Where did Ronald Reagan’s character come from? The short answer, according to author Peter Hannaford, is rural Illinois.
Hannaford spoke last week at The Heritage Foundation in the final event of Heritage’s series celebrating the centennial of the fortieth President’s birth.
Drawing on his new book, Reagan’s Roots: The People and Places that Shaped His Character, Hannaford pointed out that Reagan’s great-grandparents settled in rural Illinois. With the exception of a few months in Chicago, Reagan grew up in these small Midwestern towns–the places where his character was shaped.
His parents, Jack and Nelle Reagan, inculcated in their son the values of hard work and thrift, Hannaford said. And with his father’s good humor and his mother’s religious beliefs, Reagan grew up in a home “totally free of envy and prejudice,” added Hannaford, a former Reagan adviser.
From his mother Reagan received his religious devotion, becoming a Sunday school teacher while still a teenager. Nelle, a dedicated churchwoman, also dramatized Bible stories, which the young Reagan helped perform. Hannaford said he believes these plays whetted Reagan’s appetite for the stage and his future acting career.

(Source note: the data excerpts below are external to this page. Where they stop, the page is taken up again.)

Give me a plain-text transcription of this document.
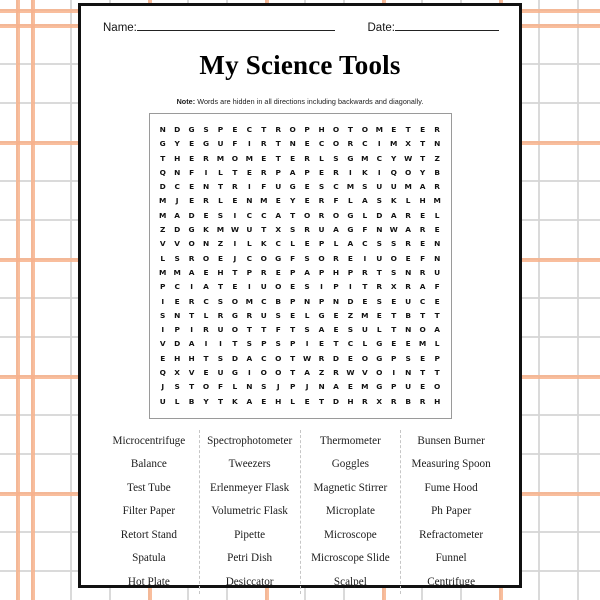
Name:	Date:
My Science Tools
Note: Words are hidden in all directions including backwards and diagonally.
N	D	G	S	P	E	C	T	R	O	P	H	O	T	O	M	E	T	E	R
G	Y	E	G	U	F	I	R	T	N	E	C	O	R	C	I	M	X	T	N
T	H	E	R	M	O	M	E	T	E	R	L	S	G	M	C	Y	W	T	Z
Q	N	F	I	L	T	E	R	P	A	P	E	R	I	K	I	Q	O	Y	B
D	C	E	N	T	R	I	F	U	G	E	S	C	M	S	U	U	M	A	R
M	J	E	R	L	E	N	M	E	Y	E	R	F	L	A	S	K	L	H	M
M	A	D	E	S	I	C	C	A	T	O	R	O	G	L	D	A	R	E	L
Z	D	G	K	M	W	U	T	X	S	R	U	A	G	F	N	W	A	R	E
V	V	O	N	Z	I	L	K	C	L	E	P	L	A	C	S	S	R	E	N
L	S	R	O	E	J	C	O	G	F	S	O	R	E	I	U	O	E	F	N
M	M	A	E	H	T	P	R	E	P	A	P	H	P	R	T	S	N	R	U
P	C	I	A	T	E	I	U	O	E	S	I	P	I	T	R	X	R	A	F
I	E	R	C	S	O	M	C	B	P	N	P	N	D	E	S	E	U	C	E
S	N	T	L	R	G	R	U	S	E	L	G	E	Z	M	E	T	B	T	T
I	P	I	R	U	O	T	T	F	T	S	A	E	S	U	L	T	N	O	A
V	D	A	I	I	T	S	P	S	P	I	E	T	C	L	G	E	E	M	L
E	H	H	T	S	D	A	C	O	T	W	R	D	E	O	G	P	S	E	P
Q	X	V	E	U	G	I	O	O	T	A	Z	R	W	V	O	I	N	T	T
J	S	T	O	F	L	N	S	J	P	J	N	A	E	M	G	P	U	E	O
U	L	B	Y	T	K	A	E	H	L	E	T	D	H	R	X	R	B	R	H
Microcentrifuge
Balance
Test Tube
Filter Paper
Retort Stand
Spatula
Hot Plate
Spectrophotometer
Tweezers
Erlenmeyer Flask
Volumetric Flask
Pipette
Petri Dish
Desiccator
Thermometer
Goggles
Magnetic Stirrer
Microplate
Microscope
Microscope Slide
Scalpel
Bunsen Burner
Measuring Spoon
Fume Hood
Ph Paper
Refractometer
Funnel
Centrifuge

While in high school, Reagan served as a lifeguard, saving seventy-seven lives over seven summers. To Hannaford, this summer job was symbolic of “something of a foretaste of [Reagan’s] role in public life, which was standing ready to save a nation from drowning in a sea of domestic or foreign troubles.”
The final formative years for Reagan were spent at Eureka College. It was at Eureka, Hannaford remarked, that Reagan gave his first political speech. As a freshman, Reagan was chosen to speak on behalf of the student body, announcing a strike on classes until the college president, who supported highly unpopular policies, resigned. According to Hannaford, Regan later said that while giving that speech, he first realized the connection one could make with an audience.
After graduating from Eureka, Reagan received a job as a full-time radio announcer. The formative years of his life were behind him, and his character was fully established, cultivated by his solid Midwestern roots.
And, as Hannaford noted, “the rest is history.”